Most singers do not breathe deeply into their low abdomen as desired by the conductor when given the prep to breathe. For the most part, the reason is physiological in nature. Open mouthed breathing, which is often ineffective in the middle range, only targets the intercostal muscles. When lifting at the gym, weight-lifters do not take an open mouthed gasping breath to tap into their core and achieve maximum lift ability. They breathe through their nose just as any human does to say a sentence or, in the case of a disgruntled instructor, calm themselves down. Inhaling through the nose has the instinctual effect to trigger the lower intercostal muscles, and, most importantly, the lower abdomen. A singer’s ability to be conscientious of their breathing, if anything during warm ups in choir, will increase their ability to maintain deeper breaths and will transfer over into positive results during solo lessons.

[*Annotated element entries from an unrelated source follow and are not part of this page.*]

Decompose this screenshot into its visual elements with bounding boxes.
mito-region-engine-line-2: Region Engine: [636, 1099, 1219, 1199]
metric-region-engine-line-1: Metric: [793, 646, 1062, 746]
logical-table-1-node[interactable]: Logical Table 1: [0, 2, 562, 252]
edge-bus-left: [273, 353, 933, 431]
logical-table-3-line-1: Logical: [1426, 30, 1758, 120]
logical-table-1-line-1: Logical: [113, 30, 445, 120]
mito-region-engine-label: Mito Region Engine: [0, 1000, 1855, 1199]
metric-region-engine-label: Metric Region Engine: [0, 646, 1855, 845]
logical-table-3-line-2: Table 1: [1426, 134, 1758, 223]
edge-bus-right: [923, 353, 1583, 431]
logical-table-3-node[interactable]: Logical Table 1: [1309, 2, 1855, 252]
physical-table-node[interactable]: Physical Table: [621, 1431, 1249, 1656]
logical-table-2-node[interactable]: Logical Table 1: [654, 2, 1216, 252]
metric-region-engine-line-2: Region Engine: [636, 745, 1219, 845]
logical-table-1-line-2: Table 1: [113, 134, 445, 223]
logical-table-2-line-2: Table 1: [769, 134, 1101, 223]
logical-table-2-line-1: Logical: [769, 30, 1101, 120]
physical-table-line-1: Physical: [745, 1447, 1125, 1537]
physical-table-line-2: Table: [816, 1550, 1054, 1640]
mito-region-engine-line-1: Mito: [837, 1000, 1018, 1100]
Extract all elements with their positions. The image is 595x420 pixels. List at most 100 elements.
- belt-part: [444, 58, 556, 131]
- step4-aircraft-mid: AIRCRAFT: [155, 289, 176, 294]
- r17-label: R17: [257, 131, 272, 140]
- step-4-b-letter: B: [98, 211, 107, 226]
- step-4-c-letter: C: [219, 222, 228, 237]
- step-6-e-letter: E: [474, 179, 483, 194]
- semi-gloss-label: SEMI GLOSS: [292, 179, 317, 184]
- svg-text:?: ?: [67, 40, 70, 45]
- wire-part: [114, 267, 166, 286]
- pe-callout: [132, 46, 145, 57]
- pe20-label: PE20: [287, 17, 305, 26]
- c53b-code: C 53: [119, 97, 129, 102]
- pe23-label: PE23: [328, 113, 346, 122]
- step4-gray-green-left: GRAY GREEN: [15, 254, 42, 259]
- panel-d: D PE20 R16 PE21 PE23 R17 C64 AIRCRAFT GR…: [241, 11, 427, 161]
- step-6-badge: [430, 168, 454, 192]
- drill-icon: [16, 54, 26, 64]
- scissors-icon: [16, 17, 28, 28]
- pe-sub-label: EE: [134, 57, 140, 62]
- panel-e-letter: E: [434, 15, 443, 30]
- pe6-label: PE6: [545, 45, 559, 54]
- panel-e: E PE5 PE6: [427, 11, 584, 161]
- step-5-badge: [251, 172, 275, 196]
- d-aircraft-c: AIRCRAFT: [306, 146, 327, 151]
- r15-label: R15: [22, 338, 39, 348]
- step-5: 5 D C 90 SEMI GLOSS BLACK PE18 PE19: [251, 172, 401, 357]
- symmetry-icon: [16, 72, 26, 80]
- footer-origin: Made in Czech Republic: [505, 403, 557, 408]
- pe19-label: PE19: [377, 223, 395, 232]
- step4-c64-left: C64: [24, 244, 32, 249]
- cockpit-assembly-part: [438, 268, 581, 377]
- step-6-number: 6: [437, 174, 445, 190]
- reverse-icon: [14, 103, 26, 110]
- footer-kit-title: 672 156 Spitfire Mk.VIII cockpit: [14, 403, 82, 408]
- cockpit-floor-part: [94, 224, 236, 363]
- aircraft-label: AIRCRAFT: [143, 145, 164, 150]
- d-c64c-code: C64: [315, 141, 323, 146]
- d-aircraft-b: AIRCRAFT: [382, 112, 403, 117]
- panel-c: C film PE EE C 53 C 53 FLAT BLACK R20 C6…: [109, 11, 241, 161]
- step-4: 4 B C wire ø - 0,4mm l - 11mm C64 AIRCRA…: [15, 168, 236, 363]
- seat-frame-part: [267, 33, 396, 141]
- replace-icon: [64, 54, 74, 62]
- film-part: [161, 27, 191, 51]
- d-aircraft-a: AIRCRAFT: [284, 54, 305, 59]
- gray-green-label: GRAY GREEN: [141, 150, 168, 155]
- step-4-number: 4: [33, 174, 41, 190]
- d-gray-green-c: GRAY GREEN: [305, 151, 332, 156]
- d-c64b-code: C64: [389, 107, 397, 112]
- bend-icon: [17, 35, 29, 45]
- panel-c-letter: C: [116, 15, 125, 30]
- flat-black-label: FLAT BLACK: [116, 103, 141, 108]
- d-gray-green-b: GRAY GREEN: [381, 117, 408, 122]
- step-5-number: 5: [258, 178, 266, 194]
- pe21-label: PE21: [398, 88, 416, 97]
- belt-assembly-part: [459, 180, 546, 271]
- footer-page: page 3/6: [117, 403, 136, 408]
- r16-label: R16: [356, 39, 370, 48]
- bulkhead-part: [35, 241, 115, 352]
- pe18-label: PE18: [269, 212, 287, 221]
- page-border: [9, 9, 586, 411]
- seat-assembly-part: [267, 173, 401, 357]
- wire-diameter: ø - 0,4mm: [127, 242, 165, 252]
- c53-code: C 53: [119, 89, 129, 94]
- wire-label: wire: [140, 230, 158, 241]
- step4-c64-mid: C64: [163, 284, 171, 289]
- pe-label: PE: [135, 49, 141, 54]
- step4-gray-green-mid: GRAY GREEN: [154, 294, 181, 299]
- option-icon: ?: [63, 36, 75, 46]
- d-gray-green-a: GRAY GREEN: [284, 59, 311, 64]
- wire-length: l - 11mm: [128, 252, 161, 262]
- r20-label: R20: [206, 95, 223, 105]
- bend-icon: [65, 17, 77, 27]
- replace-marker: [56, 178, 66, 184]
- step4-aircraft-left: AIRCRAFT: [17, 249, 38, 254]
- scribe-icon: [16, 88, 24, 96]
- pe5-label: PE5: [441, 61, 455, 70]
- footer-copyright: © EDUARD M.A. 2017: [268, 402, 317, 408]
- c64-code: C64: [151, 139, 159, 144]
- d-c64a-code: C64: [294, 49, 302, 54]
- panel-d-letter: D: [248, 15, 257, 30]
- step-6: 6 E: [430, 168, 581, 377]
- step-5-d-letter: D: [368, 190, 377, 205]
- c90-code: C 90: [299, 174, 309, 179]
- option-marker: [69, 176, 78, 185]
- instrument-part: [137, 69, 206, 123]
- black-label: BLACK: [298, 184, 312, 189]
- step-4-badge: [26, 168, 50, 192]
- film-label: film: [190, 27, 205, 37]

Uniqueness Lends Itself to Divisions
In the instrumental world, there is a difference between marching band and concert band; in the athletic world, a difference between a long distance runner and a sprinter. Although each can be labeled under a general description, band and track respectfully for instance, they are unique and require unique training. A division will, and always should, exist between solo singing and choral singing in order to express the uniqueness of each genre. However, in understanding and utilizing the differences between the two genres, a singer increases their understanding of their own instrument and the ability to be flexible and versatile. After all, isn’t that the goal of the instructor – for the student to understand his/her instrument and sing healthy in any situation? The final suggestion for this article is to considering speaking with the choral directors for your singers. Discovering what that director is striving for within the choir will inform the instructor how to best implement the aforementioned techniques. It will also increase rapport with the choral teacher and drum up business.